The Jamaica Olympic Association (JOA) will be granting three-year scholarships totalling $6 million to local coaches starting November 1, which will allow successful candidates to finance educational pursuits as well as living expenses, which the governing entity believes is a challenge the coaches encounter.
According to the release by the JOA, the scholarships will be awarded every three years and will involve a component of overseas assignments, which is one of the association’s strategic objectives. It stated that it is a landmark effort by the association.
“A grateful response to the commitment and admirable work of men and women who are architects in building Jamaica’s sporting capital and reputation and professional and amateur lives in sport. It is also JOA’s constructive response to the daily challenges some coaches face,” JOA’s Secretary General and Chief Executive Officer, Ryan Foster, said.
He stated that the JOA has been investing in and empowering coaches when it facilitated over 70 coaches from many sports across the spectrum in pursuing the Pan American Sport Organisation-sponsored (PASO) High Performance Coach Certificate course.

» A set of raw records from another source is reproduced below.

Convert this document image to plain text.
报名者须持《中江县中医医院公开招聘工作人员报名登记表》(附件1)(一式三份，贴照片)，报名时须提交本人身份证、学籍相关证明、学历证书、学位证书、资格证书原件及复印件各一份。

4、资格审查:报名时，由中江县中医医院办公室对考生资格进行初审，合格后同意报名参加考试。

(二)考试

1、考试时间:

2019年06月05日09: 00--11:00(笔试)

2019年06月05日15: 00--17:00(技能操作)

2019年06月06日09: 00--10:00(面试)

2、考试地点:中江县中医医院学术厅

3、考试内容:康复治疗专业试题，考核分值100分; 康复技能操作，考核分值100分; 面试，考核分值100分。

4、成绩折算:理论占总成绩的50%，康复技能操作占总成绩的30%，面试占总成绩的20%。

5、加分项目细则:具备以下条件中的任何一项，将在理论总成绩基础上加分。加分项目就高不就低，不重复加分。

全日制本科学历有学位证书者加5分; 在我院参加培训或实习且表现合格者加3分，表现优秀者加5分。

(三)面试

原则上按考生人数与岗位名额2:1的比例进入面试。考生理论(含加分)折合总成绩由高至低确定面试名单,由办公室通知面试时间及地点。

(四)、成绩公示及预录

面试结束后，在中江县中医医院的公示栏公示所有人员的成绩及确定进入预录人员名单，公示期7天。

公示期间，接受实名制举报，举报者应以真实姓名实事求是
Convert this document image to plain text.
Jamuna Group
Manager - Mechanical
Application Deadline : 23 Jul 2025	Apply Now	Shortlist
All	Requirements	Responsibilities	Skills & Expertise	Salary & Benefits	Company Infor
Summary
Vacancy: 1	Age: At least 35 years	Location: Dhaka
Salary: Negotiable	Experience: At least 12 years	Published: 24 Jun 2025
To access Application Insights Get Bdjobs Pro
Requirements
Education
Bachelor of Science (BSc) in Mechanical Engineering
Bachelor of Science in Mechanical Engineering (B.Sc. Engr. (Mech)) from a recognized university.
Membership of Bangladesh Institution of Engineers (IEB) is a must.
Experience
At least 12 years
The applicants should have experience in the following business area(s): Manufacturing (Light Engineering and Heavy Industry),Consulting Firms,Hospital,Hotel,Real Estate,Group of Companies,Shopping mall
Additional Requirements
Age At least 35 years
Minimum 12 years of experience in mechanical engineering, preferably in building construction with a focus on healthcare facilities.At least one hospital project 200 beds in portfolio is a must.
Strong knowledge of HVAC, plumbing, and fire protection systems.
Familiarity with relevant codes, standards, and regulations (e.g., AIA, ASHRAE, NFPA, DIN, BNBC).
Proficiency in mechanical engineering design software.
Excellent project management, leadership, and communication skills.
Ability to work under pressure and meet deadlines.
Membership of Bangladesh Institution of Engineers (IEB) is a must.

That initiative was lauded by several national and elite coaches, including track and field conditioners Reynaldo Walcott and O’Keile Stewart as well as national judo coach and Olympian, Szandra Szogedi.
“The PASO course allowed me to be aware of the wealth of coaching educational opportunities that are available through the JOA, IOC and PanAm Sports. I was able to feel comfortable and confident when coaching internationally as I was with my peers who also were enrolled in the same course,” Walcott said.
Stewart added: “Very informative and impactful of my development in the sport. The information received was quite practical and was easily understood as the presenters were quite skilled in their delivery. Most of the ethical principles taught were a reinforcement of what I was taught with additional information of which I wasn’t aware. The ethical aspects learnt have helped me to form the foundation on which I now operate and build my programme.”
“The PASO course was extremely useful and despite being in sport for over two decades at a high level, I still gained significant knowledge. I am very grateful for the opportunity JOA gave me to be able to complete this course,” Szogedi said.
JOA president, Christopher Samuda, believes the training is important to the different aspects of development of coaches.
“The life of a coach is an ongoing education in technical competencies and socio-psychology in relating to their charges as well as an experience in meeting expenses. Our objective at the JOA is to find practical solutions that will allow them to acquire functional knowledge and be self-sustaining so as to enable them to excel at what they do best. We have to reprogramme the programme for programmed success,” Samuda said.